Photo courtesy of Getty Images | Drag Queens Naomi Smalls (right), Kim Chi (middle) and Bob the Drag Queen (left) were all part of the show RuPaul’s Drag Race, which brings Queer issues to light.
As a Queer person, I am hyperaware of any representation (or lack thereof) of my identity in the media. Growing up, I never learned the proper language to describe how I felt. I only saw cisgendered, heteronormative characters on TV and in books and thus felt as though I was something “other.”
I could not relate to the relationships and desires of Lizzie McGuire or the fashion sense and validity in my girlhood like Hannah Montana. Looking at girls, I often mistook my attraction for admiration, which turned into jealousy. I would think things such as, “Why is she so pretty?” and, “I bet that all of the boys stare at her like I do.”
Feminine figures angered and alienated me because, not only did I have complex feelings for them, I never felt as though I was one of them.
Hyper-feminized teens in shows made me feel wrong and I struggled to fit the mold of “girl” that I was shown on TV. All of this led to my extremely internalized homophobia, body dysmorphia and a whole slew of other issues, like rejecting female companionship and internally wincing every time I saw an attractive woman. I was ashamed of who I was and I felt alone. Millions of other people like me feel this way, too.
Whenever there is a queer person on TV, their characteristics are over-exaggerated stereotypes. Lesbians are depicted as nasty and hyper masculine, while gay men are portrayed as flamboyant and catty. Other folx in the LGBTQ+ spectrum are rarely depicted and when they are it is typically in a negative way.
The LGBTQ+ community only makes up 4.8 percent of casted series regulars, and most are killed off (about 78 percent). This sends a toxic message to viewers as the deaths never serve any purpose for the plot of these shows other than to further the narrative of a cisgender character.
The dominant culture ignores the importance of positive representation in media. Queer folx struggle to see themselves as heroic, worthy of accolade or even normal. Disney villains almost always display typically Queer characteristics. A drag queen inspired the character Ursula from The Little Mermaid, and the physique and mannerisms of Jafar from Aladdin mirror that of a stereotypical gay man.
Animated characters who appear in villainous roles are queer-coded, reinforcing their “abnormality” or “otherness” and equating being LGBTQ+ with being evil. These characters are only the tip of the iceberg. The injustices and the toxic messages they send create and sustain the exclusive, homogenous culture of today.

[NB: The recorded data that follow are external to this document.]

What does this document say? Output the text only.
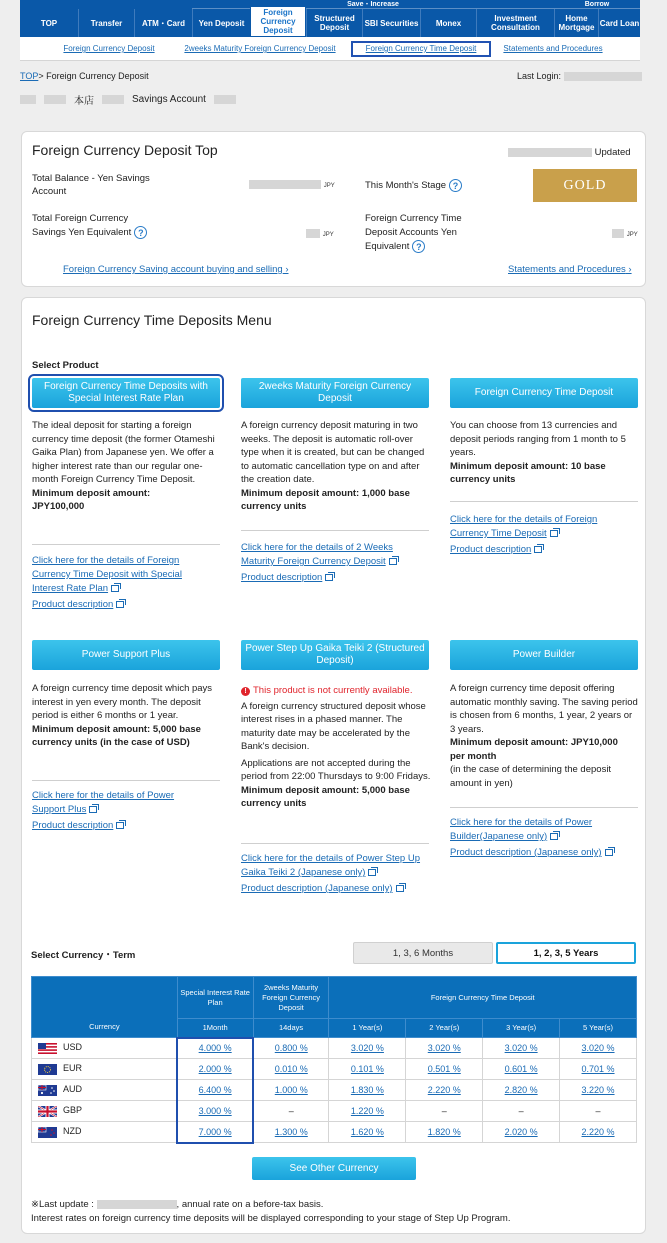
Save・Increase	Borrow
TOP	Transfer	ATM・Card	Yen Deposit
Foreign Currency Deposit
Structured Deposit	SBI Securities	Monex	Investment Consultation
Home Mortgage Card Loan
Foreign Currency Deposit	2weeks Maturity Foreign Currency Deposit	Foreign Currency Time Deposit	Statements and Procedures
TOP> Foreign Currency Deposit	Last Login:
本店	Savings Account
Foreign Currency Deposit Top	Updated
Total Balance - Yen Savings Account	JPY	This Month's Stage ?	GOLD
Total Foreign Currency Savings Yen Equivalent ?	JPY
Foreign Currency Time Deposit Accounts Yen Equivalent ?
JPY
Foreign Currency Saving account buying and selling ›	Statements and Procedures ›
Foreign Currency Time Deposits Menu
Select Product
Foreign Currency Time Deposits with Special Interest Rate Plan
2weeks Maturity Foreign Currency Deposit
Foreign Currency Time Deposit
The ideal deposit for starting a foreign currency time deposit (the former Otameshi Gaika Plan) from Japanese yen. We offer a higher interest rate than our regular one-month Foreign Currency Time Deposit.
Minimum deposit amount: JPY100,000
A foreign currency deposit maturing in two weeks. The deposit is automatic roll-over type when it is created, but can be changed to automatic cancellation type on and after the creation date.
Minimum deposit amount: 1,000 base currency units
You can choose from 13 currencies and deposit periods ranging from 1 month to 5 years.
Minimum deposit amount: 10 base currency units
Click here for the details of Foreign Currency Time Deposit with Special Interest Rate Plan
Product description
Click here for the details of 2 Weeks Maturity Foreign Currency Deposit
Product description
Click here for the details of Foreign Currency Time Deposit
Product description
Power Support Plus
Power Step Up Gaika Teiki 2 (Structured Deposit)
Power Builder
A foreign currency time deposit which pays interest in yen every month. The deposit period is either 6 months or 1 year.
Minimum deposit amount: 5,000 base currency units (in the case of USD)
! This product is not currently available.
A foreign currency structured deposit whose interest rises in a phased manner. The maturity date may be accelerated by the Bank's decision.
Applications are not accepted during the period from 22:00 Thursdays to 9:00 Fridays.
Minimum deposit amount: 5,000 base currency units
A foreign currency time deposit offering automatic monthly saving. The saving period is chosen from 6 months, 1 year, 2 years or 3 years.
Minimum deposit amount: JPY10,000 per month
(in the case of determining the deposit amount in yen)
Click here for the details of Power Support Plus
Product description
Click here for the details of Power Step Up Gaika Teiki 2 (Japanese only)
Product description (Japanese only)
Click here for the details of Power Builder(Japanese only)
Product description (Japanese only)
Select Currency・Term	1, 3, 6 Months	1, 2, 3, 5 Years
Currency	Special Interest Rate Plan	2weeks Maturity Foreign Currency Deposit	Foreign Currency Time Deposit			
	1Month	14days	1 Year(s)	2 Year(s)	3 Year(s)	5 Year(s)
USD	4.000 %	0.800 %	3.020 %	3.020 %	3.020 %	3.020 %
EUR	2.000 %	0.010 %	0.101 %	0.501 %	0.601 %	0.701 %
AUD	6.400 %	1.000 %	1.830 %	2.220 %	2.820 %	3.220 %
GBP	3.000 %	–	1.220 %	–	–	–
NZD	7.000 %	1.300 %	1.620 %	1.820 %	2.020 %	2.220 %
See Other Currency
※Last update :	, annual rate on a before-tax basis.
Interest rates on foreign currency time deposits will be displayed corresponding to your stage of Step Up Program.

Representation should be neither a political matter nor a box on a checklist. Minorities, who together make up a majority of America, deserve a spotlight so that the next generation of children do not feel outcasted and struggle to find words to express their feelings about their identity.
Queer children have the highest suicide rate of any group, and there is no doubt that the media plays a large role in this staggering statistic. They should see positive representations of themselves in media and feel as though their identity is valid and accepted, too.
Shows need to depict healthy Queer relationships that don’t rely on stereotypes to make the characters “visibly” Queer and use actors whose identities align with those of their characters, especially when a character is trans.
These adjustments matter. They have an impact. We can do better. We need to do better.